Lecture 3 on 02/02/2026 - Independence, Geometric Random Variables, and Hashing

Scribes: Joshua Sin and Ye Htut Muang

Summary of the Lecture

Geometric Random Variables, what are they and how are they useful
The Coupon Collector Problem, its problem statement and how we can solve it using geometric random variables
The Membership/Dictionary Problem, its problem statement and how we can solve it using hashing with chaining
What is hashing with chaining and how we can use it to solve the Membership/Dictionary Problem

Independence

$X$ and $Y$ are independent if

\forall x,y : \mathbb{P}(X=x, Y=y) = \mathbb{P}(X = x) \mathbb{P}(Y=y)
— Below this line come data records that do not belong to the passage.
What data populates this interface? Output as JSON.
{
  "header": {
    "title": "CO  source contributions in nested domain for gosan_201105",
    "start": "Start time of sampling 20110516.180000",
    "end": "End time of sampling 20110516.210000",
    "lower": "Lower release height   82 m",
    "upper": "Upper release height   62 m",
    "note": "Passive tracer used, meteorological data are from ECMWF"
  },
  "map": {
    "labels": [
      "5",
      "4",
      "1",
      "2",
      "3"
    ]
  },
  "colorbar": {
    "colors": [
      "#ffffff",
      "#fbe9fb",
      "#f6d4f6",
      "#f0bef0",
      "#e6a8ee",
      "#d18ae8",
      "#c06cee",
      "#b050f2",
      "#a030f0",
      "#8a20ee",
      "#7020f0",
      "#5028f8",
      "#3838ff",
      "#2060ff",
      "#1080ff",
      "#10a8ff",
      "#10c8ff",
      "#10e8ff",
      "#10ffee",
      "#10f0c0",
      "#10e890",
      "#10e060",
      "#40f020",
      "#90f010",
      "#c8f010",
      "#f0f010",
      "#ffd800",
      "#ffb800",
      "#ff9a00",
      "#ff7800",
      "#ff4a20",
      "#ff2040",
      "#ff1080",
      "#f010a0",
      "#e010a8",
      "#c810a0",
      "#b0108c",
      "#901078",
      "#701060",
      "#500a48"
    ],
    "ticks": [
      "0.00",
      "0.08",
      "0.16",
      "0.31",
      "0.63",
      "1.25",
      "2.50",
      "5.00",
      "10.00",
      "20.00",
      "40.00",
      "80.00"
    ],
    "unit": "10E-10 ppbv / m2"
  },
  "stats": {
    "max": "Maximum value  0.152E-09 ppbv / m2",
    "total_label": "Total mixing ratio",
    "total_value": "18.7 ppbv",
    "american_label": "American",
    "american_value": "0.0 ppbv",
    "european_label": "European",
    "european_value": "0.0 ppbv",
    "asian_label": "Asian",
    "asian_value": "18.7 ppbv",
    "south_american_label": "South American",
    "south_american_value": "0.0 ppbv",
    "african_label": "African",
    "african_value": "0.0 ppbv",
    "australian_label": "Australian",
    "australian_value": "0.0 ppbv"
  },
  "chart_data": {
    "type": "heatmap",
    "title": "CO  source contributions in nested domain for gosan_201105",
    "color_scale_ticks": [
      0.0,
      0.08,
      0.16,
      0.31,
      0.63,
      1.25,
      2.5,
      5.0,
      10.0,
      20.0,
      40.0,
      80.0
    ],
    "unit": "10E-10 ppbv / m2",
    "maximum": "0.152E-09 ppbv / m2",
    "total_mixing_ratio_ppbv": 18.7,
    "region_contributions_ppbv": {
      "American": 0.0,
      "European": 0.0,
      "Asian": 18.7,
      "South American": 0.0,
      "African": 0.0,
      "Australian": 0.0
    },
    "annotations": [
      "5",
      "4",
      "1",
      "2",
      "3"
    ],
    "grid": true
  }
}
$\mathbb{P}(X=x, Y=y)$ means the joint distribution of $X$ and $Y$ . Independence of a random variable means that one r.v doesn’t affect the other variable.

Types of Independence

For a sequence of random variables $\{X_1, \dots, X_n\}$ , there are two notions of independence:

Pairwise independence
Mutual independence

Pairwise Independence / 2-wise Independence

$\forall \quad 1\le i \neq j \le n$ , $X_i$ and $X_j$ are independent. This means finding $X_i$ does not help in finding $X_j$ . However, finding $X_i$ and $X_j$ together can help finding $X_k$ .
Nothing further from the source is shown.